Erstmals seit seinem Amtsantritt verzichtete HSV-Trainer Kurt Jara auf alle seine Flügelspitzen (Marek Heinz, Marcel Ketelaer und den angeschlagenen Collin Benyamin) und musste miterleben, wie ungefährlich eine Mannschaft sein kann, deren wenige Stärken man ignoriert. Jara setzte, ähnlich wie im Spiel gegen die Bayern (0:3), auf eine vorsichtige Taktik-Formation (3-5-2), stellte Tomas Ujfalusi vor die Abwehr und ließ links mit Stig Töfting und Bernd Hollerbach sowie rechts mit Jörg Albertz und Marcel Maltritz erstmals zwei Pärchen beweisen, wie destruktiv der Fußball des einstmals offensiven HSV noch werden kann. „Wir haben das heute das erste Mal gespielt und werden das weiter probieren“, drohte Jara an und besiegelte mit der taktischen Neuausrichtung die Ankunft seines Vereins im grauen, unteren Mittelmaß der Liga.

Zwar bewiesen die Rot-Weißen Stärken in der Defensive, wie zum Beispiel Ingo Hertzsch, der Gerald Asamoah abmeldete, waren aber offensiv so pfiffig und spritzig, wie die Hitparade der Volksmusik. Sergej Barbarez und Erik Meijer, von Jara im Sturm aufgeboten, schunkelten nach Spielende gemeinsam zum selben Refrain: „Vom Mittelfeld kam nie ein Ball in die Spitze“ und beschwerten sich, „dass der letzte Pass nie ankam“.

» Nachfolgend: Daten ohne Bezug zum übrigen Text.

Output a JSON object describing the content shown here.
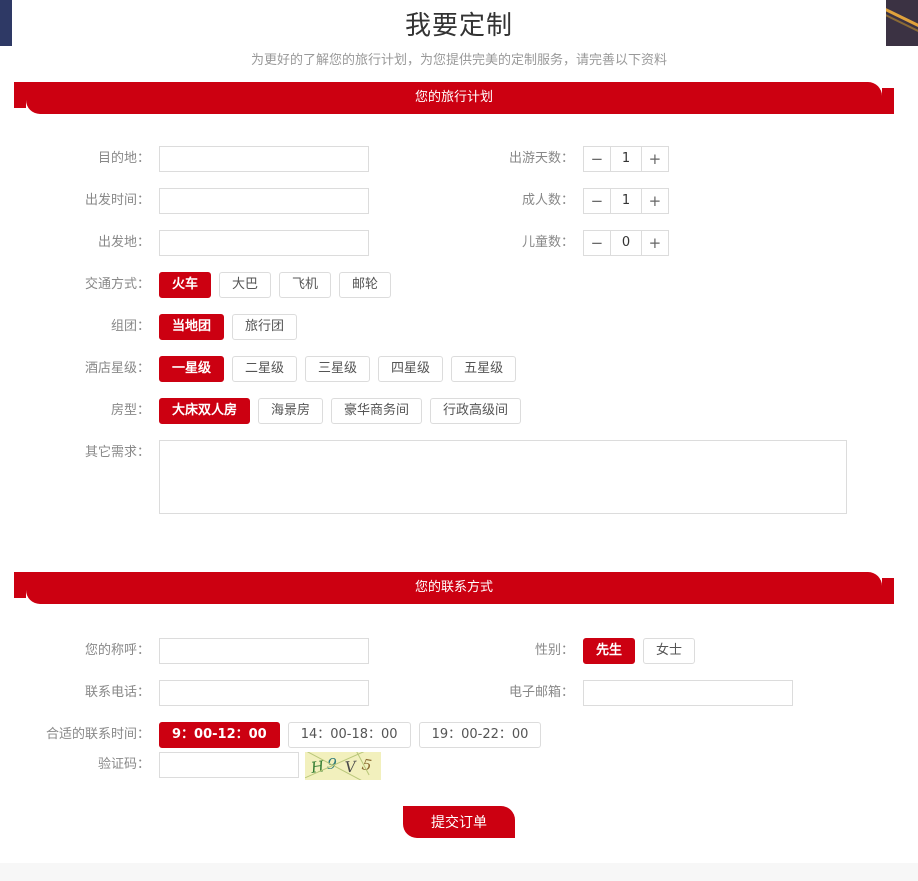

Die Pässe gingen ein ums andere Mal quer statt steil. Wie auch die Fans, die bereits nach 45 Minuten genau spürten, dass Schalke nur durch einen Zufall zu schlagen sein würde. Ähnlich sah es auch Schalke-Trainer Huub Stevens, der aufgrund der zahlreichen Chancen seiner Knappen selbstsicher rhetorisch fragen durfte, dass man ja wohl gesehen hätte, „wer hier überragend war und wer nicht“.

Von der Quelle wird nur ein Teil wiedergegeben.